Relax! I’m not talking about prioritizing the pursuit of profits ahead of social and environmental considerations. I was just teasing you with that title 🙂

What I am referring to is how we view profit in our financial planning.

Is profit simply what is left over at the end of the year once all expenses are paid?

Building on the principle of Pillar 1, I propose we shift our paradigm and put profits first when we start working on our budgets for the coming year. The first step in crafting an empowering budget is to declare what profits (salary) you want for the coming year. In a certain sense, profit is the first ‘expense’ to be planned in a budget. 

Before: Income – Expenses = Profit
This year: Income – PROFIT = Expenses

There are two things that come out of this shift.

Firstly, we realize that we have a greater degree of flexibility in terms of our expenses (and our incomes, but we already tend to think about acting on income). This is a key element in moving towards greater financial mastery. It is easy to think we have no control over our expenses, but the reality is quite to the contrary. This flexibility exists both at the planning and the execution phase.

  • At the planning phase, the act of planning profits first opens the possibility to use our human creativity and ingenuity to see ways of modifying both our income and expenses in order to achieve our financial goals.
  • At the execution phase, we are able to keep our expenses in check by making conscious spending decisions by comparing each month how much we have spent in a particular category versus how much we had planned for. Given how passionate farmers are, it can be easy to spend too much when we don’t take a moment to pause and see how much money is actually left in that budgetary category.


FREE TOOL: Here is a spreadsheet that I have found useful on my own farm to track the evolution of my income and expenses on a monthly basis (using color coding to help me see the current situation of each expense category at a glance)

Secondly, this shift allows is to tap into the power of declaration. When we declare what net income we are willing to earn in the coming year, we set to work the immense power available to us when we focus our mind on a specific outcome. The mind is like a super-computer, it will work instantly to find answers to whatever questions we consciously or unconsciously ask it. If we want better answers, we need to ask better questions (aka, more conscious questions).

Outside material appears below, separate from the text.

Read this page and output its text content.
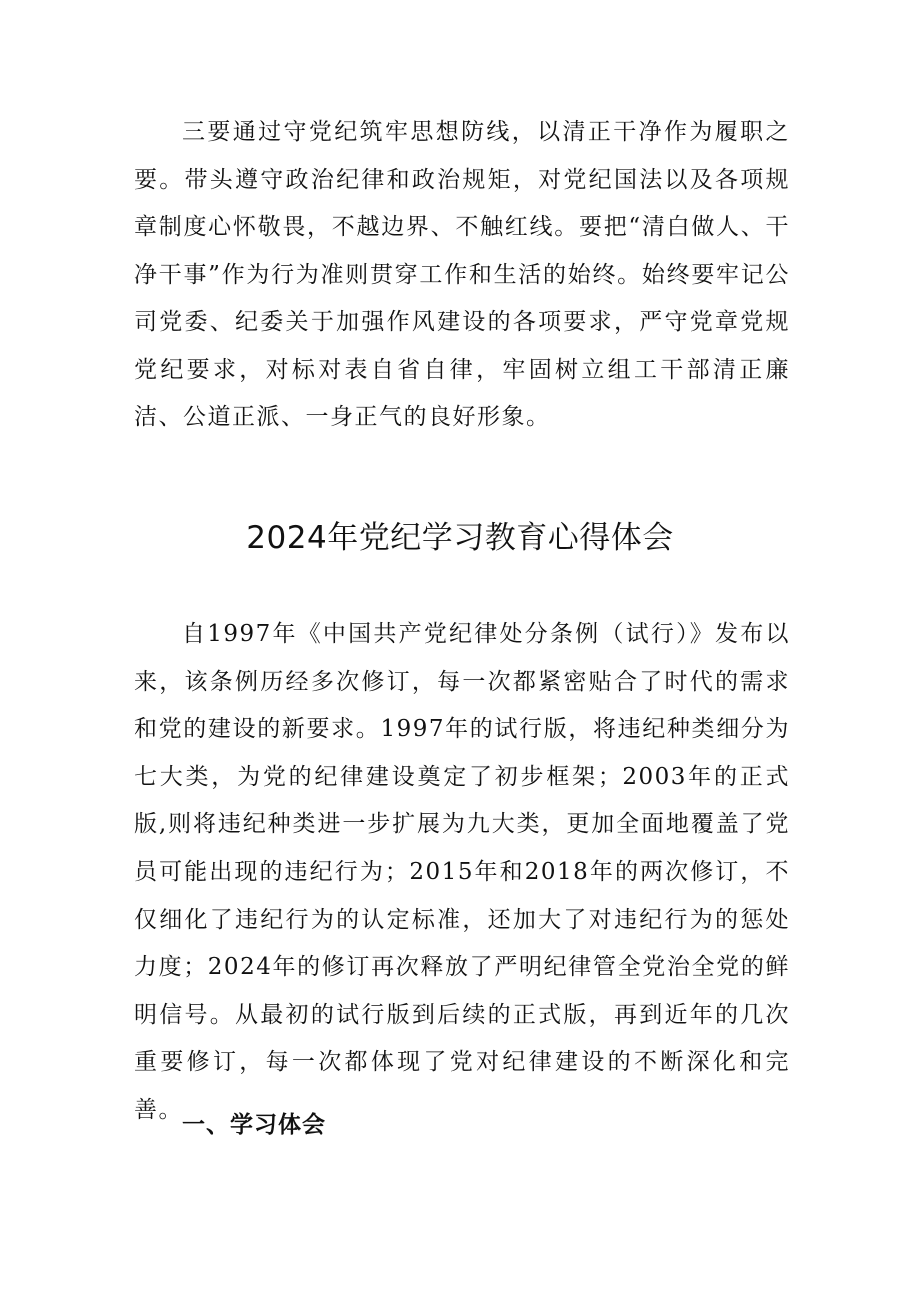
三要通过守党纪筑牢思想防线，以清正干净作为履职之要。带头遵守政治纪律和政治规矩，对党纪国法以及各项规章制度心怀敬畏，不越边界、不触红线。要把“清白做人、干净干事”作为行为准则贯穿工作和生活的始终。始终要牢记公司党委、纪委关于加强作风建设的各项要求，严守党章党规党纪要求，对标对表自省自律，牢固树立组工干部清正廉洁、公道正派、一身正气的良好形象。

2024年党纪学习教育心得体会

自1997年《中国共产党纪律处分条例（试行）》发布以来，该条例历经多次修订，每一次都紧密贴合了时代的需求和党的建设的新要求。1997年的试行版，将违纪种类细分为七大类，为党的纪律建设奠定了初步框架；2003年的正式版,则将违纪种类进一步扩展为九大类，更加全面地覆盖了党员可能出现的违纪行为；2015年和2018年的两次修订，不仅细化了违纪行为的认定标准，还加大了对违纪行为的惩处力度；2024年的修订再次释放了严明纪律管全党治全党的鲜明信号。从最初的试行版到后续的正式版，再到近年的几次重要修订，每一次都体现了党对纪律建设的不断深化和完善。

一、学习体会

With the traditional way of seeing profit as what is left over, we are asking our mind to solve for the question ‘How can I have enough left over at the end of the year to scrape by and make it through another year?’. When we shift our thinking to ‘profits first’, we are asking our mind to solve a very specific question: ‘How can I manage my business so that I can pay myself an income of 30 000$ this year?’


The final element in this approach is to actually set up automatic monthly bank transfers from your farm bank account to your personal bank account. This way, you are actually paying yourself first. Start out at least with a baseline salary… 1000$ per month, 2000$ per month or whatever is authentic to you. The idea here is, once again, to prioritize and attribute your resources to what is most important to you first.

What do you see for yourself about this shift in mindsets?

What net income are you willing to earn in 2019?

By what date are you willing to complete an empowering ‘profits first’ budget for 2019?



Happy New Years! May health, prosperity and love reign in your life in  2019!